In July, this year the University Grants Commission (UGC) picked three public and three private academic institutions and declared them as Institutions of Eminence IoE). The list includes – IIT Mumbai, IIT Delhi and IISc Bangalore from the public sector and Jio Institute, BITS Pilani and Manipal University from the private sector. They were given autonomy in their functioning. The idea of doing so, according to the Ministry for Human Resources Development (HRD) was to free the institutions from bureaucratic control. The mandate for the UGC was to find 20 IoEs, which will be developed as world-class institutions with financial support of Rs 1000 crore in the next five years reserved only for public sector institutes. The idea of freeing these institutions from bureaucratic control is to enable them to chart out their growth trajectory in the best possible manner so that these institutions would break into the top 500 in the world in a decade.
This initiative was applauded but the criteria for identifying the institutions were criticised. The HRD ministry conferred the tag on Greenfield institutions. Reliance’s Jio Institute was criticised for being a recipient of the honour as it was yet to be set up. The Ministry’s transparency in the matter was called to question. There were sharp differences of opinion on conferring the tag even within the Government itself. A particular bureaucrat’s role was considered controversial. The norms on accountability, financial matters and expertise seemed flexible. The Prime Minister’s Office favoured a liberal approach. It had the last word in most cases. However, that did not mean the PMO was dictatorial. But where there was debate, it brought in a more open approach. It stood for greater academic freedom in the chosen institutions. It went against the Finance Ministry’s argument that granting the status to Greenfield institutions would “demotivate” the higher educational ecosystem.

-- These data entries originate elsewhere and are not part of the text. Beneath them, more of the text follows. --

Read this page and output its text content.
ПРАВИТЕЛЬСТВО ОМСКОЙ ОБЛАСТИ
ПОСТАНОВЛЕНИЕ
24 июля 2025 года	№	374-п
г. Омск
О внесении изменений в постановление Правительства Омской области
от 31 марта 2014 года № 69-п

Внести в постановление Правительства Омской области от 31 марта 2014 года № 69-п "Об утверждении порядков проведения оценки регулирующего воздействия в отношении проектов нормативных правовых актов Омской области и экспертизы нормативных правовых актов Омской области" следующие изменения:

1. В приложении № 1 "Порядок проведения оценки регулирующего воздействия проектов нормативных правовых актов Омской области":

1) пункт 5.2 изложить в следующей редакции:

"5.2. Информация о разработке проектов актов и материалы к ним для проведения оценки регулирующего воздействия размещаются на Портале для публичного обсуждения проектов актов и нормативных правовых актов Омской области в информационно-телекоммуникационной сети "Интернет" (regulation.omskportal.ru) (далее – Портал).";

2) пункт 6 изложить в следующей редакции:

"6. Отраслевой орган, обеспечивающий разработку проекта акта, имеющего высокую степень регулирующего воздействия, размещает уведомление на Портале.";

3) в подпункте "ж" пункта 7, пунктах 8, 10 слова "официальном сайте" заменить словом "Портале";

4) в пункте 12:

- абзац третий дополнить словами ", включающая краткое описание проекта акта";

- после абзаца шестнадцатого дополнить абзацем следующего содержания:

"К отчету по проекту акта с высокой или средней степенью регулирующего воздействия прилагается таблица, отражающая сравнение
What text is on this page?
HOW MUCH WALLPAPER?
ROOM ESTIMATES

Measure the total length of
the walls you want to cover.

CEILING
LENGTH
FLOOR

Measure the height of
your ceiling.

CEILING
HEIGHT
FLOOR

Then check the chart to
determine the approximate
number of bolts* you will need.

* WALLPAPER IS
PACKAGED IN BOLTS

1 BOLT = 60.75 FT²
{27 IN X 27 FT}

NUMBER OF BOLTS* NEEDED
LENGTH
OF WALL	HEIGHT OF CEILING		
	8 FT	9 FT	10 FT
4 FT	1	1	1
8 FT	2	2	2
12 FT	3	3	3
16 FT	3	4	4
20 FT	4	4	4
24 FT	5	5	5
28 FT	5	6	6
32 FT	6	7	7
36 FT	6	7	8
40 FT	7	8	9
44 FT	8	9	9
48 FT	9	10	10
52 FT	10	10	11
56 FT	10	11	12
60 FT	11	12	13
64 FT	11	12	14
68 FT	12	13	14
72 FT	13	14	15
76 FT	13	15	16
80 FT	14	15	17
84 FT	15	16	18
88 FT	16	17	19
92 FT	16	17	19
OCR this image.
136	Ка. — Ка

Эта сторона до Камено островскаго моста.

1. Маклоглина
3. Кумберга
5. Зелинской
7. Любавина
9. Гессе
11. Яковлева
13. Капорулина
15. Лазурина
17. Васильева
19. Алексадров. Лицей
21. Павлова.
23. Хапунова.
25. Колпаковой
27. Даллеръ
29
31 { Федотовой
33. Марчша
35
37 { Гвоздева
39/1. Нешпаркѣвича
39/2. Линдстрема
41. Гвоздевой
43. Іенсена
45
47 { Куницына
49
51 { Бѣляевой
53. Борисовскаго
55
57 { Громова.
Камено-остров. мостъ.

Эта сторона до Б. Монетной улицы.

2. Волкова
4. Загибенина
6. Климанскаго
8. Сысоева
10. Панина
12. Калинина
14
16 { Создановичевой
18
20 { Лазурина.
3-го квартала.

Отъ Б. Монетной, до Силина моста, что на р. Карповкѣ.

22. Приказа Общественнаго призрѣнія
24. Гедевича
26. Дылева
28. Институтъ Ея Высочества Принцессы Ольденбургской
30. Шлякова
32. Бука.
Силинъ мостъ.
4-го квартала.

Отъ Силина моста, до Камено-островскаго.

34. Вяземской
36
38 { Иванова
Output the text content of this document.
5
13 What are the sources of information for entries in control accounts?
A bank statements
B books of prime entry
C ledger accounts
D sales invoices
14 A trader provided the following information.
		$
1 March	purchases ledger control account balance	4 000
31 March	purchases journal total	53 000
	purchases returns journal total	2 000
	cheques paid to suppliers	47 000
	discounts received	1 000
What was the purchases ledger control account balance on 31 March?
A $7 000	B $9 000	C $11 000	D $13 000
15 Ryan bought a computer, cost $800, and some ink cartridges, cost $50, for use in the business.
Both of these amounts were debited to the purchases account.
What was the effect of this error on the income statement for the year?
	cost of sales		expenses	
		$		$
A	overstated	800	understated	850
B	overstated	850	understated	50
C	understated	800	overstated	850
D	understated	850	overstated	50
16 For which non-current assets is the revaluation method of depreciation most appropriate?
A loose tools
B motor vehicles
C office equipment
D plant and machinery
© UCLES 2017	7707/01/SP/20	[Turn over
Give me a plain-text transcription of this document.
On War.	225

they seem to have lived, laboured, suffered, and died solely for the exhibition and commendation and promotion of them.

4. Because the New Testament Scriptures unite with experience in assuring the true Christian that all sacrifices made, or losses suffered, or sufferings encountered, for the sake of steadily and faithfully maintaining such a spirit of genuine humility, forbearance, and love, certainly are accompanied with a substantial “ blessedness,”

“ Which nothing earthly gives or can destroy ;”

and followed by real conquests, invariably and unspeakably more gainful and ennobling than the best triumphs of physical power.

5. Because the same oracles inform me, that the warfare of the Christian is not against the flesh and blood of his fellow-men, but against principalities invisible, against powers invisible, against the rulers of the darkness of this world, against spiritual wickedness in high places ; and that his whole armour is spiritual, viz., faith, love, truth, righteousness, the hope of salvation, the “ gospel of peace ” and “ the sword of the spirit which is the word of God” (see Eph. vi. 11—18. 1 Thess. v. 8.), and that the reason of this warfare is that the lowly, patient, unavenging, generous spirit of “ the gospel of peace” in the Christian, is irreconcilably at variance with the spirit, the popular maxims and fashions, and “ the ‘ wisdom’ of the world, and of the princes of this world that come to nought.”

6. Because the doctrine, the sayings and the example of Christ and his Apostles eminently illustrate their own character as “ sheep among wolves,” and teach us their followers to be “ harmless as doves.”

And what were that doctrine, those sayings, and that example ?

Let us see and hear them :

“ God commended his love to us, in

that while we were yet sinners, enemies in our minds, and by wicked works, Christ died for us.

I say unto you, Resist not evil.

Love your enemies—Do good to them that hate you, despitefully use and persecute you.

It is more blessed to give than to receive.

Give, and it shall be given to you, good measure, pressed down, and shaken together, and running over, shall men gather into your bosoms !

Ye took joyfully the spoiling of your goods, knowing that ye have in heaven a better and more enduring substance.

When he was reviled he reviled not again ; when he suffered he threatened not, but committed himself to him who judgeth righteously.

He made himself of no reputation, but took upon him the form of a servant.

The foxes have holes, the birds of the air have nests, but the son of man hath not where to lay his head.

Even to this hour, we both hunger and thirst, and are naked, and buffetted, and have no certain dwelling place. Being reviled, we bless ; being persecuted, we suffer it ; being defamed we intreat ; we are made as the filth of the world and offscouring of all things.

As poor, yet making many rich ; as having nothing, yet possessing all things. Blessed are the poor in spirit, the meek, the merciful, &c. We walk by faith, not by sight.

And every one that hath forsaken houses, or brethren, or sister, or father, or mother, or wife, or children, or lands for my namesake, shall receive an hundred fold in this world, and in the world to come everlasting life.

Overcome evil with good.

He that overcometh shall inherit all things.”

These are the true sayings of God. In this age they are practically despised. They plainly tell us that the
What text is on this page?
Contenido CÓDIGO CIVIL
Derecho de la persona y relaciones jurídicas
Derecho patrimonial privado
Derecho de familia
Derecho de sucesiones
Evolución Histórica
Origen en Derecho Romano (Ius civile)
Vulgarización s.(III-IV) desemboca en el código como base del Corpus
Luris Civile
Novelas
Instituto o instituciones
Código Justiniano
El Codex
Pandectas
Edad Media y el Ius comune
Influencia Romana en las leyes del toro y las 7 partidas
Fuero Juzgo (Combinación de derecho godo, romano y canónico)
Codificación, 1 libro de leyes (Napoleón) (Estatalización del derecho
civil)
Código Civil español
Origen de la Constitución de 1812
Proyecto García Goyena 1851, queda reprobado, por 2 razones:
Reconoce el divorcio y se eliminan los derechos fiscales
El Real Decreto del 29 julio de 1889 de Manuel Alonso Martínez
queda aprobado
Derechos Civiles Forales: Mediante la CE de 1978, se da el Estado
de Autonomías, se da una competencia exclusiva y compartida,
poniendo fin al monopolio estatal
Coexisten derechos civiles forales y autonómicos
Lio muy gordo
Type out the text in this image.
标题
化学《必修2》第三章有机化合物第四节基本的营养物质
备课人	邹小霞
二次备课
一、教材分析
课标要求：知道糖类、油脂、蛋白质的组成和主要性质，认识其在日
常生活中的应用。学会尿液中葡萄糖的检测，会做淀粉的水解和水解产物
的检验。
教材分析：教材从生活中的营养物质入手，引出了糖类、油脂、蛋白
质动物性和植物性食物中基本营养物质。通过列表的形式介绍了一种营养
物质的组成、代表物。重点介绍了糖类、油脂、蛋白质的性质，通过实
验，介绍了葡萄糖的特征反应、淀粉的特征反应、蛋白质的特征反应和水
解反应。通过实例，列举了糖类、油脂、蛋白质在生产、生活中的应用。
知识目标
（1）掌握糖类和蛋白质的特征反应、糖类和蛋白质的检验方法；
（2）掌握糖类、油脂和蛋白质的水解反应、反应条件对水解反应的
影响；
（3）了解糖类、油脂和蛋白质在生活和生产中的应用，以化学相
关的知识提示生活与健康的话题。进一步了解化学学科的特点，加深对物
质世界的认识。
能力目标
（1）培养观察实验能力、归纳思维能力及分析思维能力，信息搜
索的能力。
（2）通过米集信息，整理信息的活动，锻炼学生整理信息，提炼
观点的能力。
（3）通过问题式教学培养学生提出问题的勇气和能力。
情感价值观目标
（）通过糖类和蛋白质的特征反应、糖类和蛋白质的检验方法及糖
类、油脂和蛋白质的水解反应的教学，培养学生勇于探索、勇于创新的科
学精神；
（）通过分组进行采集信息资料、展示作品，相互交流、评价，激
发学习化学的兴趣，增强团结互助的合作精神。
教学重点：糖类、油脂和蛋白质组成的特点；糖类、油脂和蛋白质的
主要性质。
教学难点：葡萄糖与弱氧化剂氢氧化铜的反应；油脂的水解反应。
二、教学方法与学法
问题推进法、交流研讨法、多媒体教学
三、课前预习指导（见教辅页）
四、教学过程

A former bureaucrat brought in the insider’s knowledge in framing the policy with regard to Jio. He played a biased role in conferring the tag on the Reliance institution which is still in the proposal stage and is as yet not a functioning institution. This has naturally created a furore and lent credence to the allegations that the present dispensation has done a special favour to the Ambanis. A more vigilant policy is called for and no preferential treatment should be permitted. Transparency in implementing the policy is of the utmost importance.